Pochettino stated earlier on Thursday that he is giving Aurier a fresh start and that the Ivory Coast international is starting a “new chapter” in north London.

But when he was reminded of Aurier’s comments about Blanc and Ibrahimovic, Spurs’ manager suggested he has made it abundantly clear to the 24-year-old how he would react to any repeat: “I said to him ‘I will kill you’. I would headbutt him,” said Pochettino.

Like Aurier, the Tottenham boss played for PSG in the French capital – but he felt no need to ask for any opinions on the right-back before signing him, choosing instead to trust his own judgement when he spoke to the player face to face.

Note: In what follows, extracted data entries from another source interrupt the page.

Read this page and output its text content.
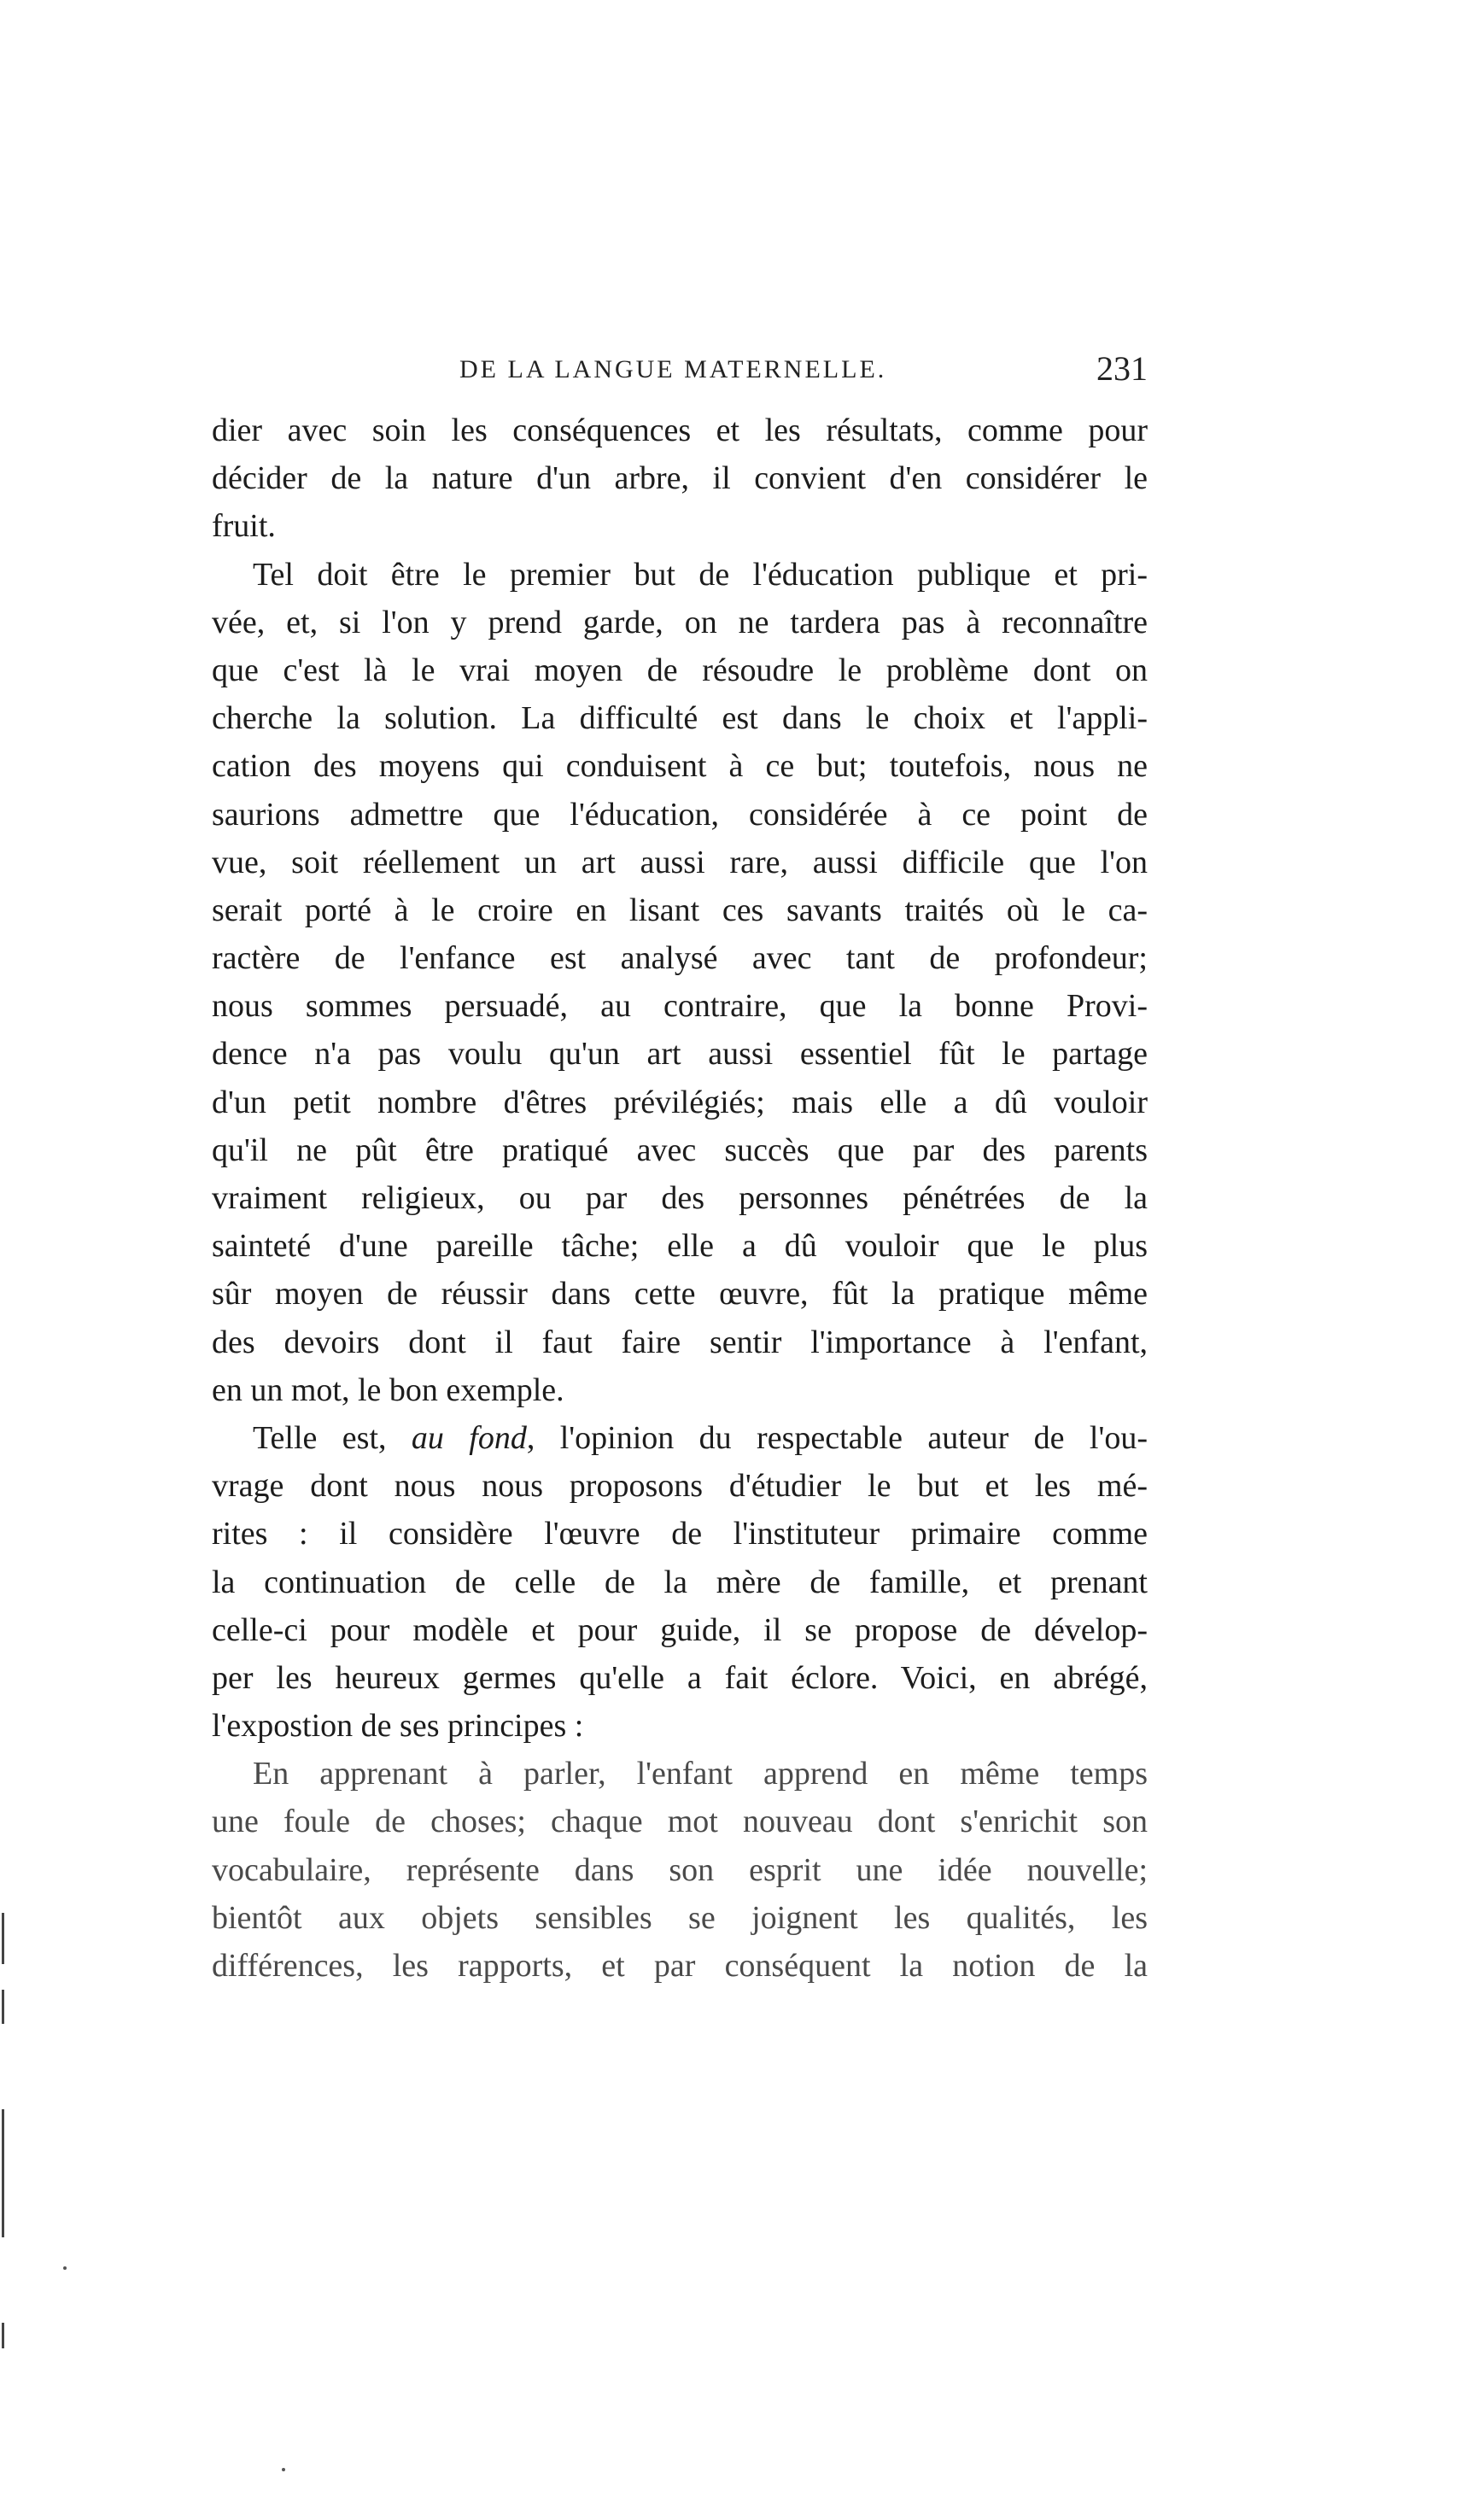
DE LA LANGUE MATERNELLE.	231
dier avec soin les conséquences et les résultats, comme pour
décider de la nature d'un arbre, il convient d'en considérer le
fruit.
Tel doit être le premier but de l'éducation publique et pri-
vée, et, si l'on y prend garde, on ne tardera pas à reconnaître
que c'est là le vrai moyen de résoudre le problème dont on
cherche la solution. La difficulté est dans le choix et l'appli-
cation des moyens qui conduisent à ce but; toutefois, nous ne
saurions admettre que l'éducation, considérée à ce point de
vue, soit réellement un art aussi rare, aussi difficile que l'on
serait porté à le croire en lisant ces savants traités où le ca-
ractère de l'enfance est analysé avec tant de profondeur;
nous sommes persuadé, au contraire, que la bonne Provi-
dence n'a pas voulu qu'un art aussi essentiel fût le partage
d'un petit nombre d'êtres prévilégiés; mais elle a dû vouloir
qu'il ne pût être pratiqué avec succès que par des parents
vraiment religieux, ou par des personnes pénétrées de la
sainteté d'une pareille tâche; elle a dû vouloir que le plus
sûr moyen de réussir dans cette œuvre, fût la pratique même
des devoirs dont il faut faire sentir l'importance à l'enfant,
en un mot, le bon exemple.
Telle est, au fond, l'opinion du respectable auteur de l'ou-
vrage dont nous nous proposons d'étudier le but et les mé-
rites : il considère l'œuvre de l'instituteur primaire comme
la continuation de celle de la mère de famille, et prenant
celle-ci pour modèle et pour guide, il se propose de dévelop-
per les heureux germes qu'elle a fait éclore. Voici, en abrégé,
l'expostion de ses principes :
En apprenant à parler, l'enfant apprend en même temps
une foule de choses; chaque mot nouveau dont s'enrichit son
vocabulaire, représente dans son esprit une idée nouvelle;
bientôt aux objets sensibles se joignent les qualités, les
différences, les rapports, et par conséquent la notion de la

“Always I try to feel what the player translates to you when you have a conversation and you meet,” said Pochettino. “It’s more important, the feeling that you get from people.

“I had a long chat with him and I explained how we are, how I am, what I expect from him, and the commitment from him – but not only from him, it’s the same conversation that we have with all the players before signing.

“We are so clear, and then the confusion can arrive after, because some people forget what we spoke about after a year. We are so clear and we try not to change in our position.

“With Serge Aurier we were clear, and then if some issues happen in the future, we will see. But I trust in him and he needs to show we can trust him, from today.”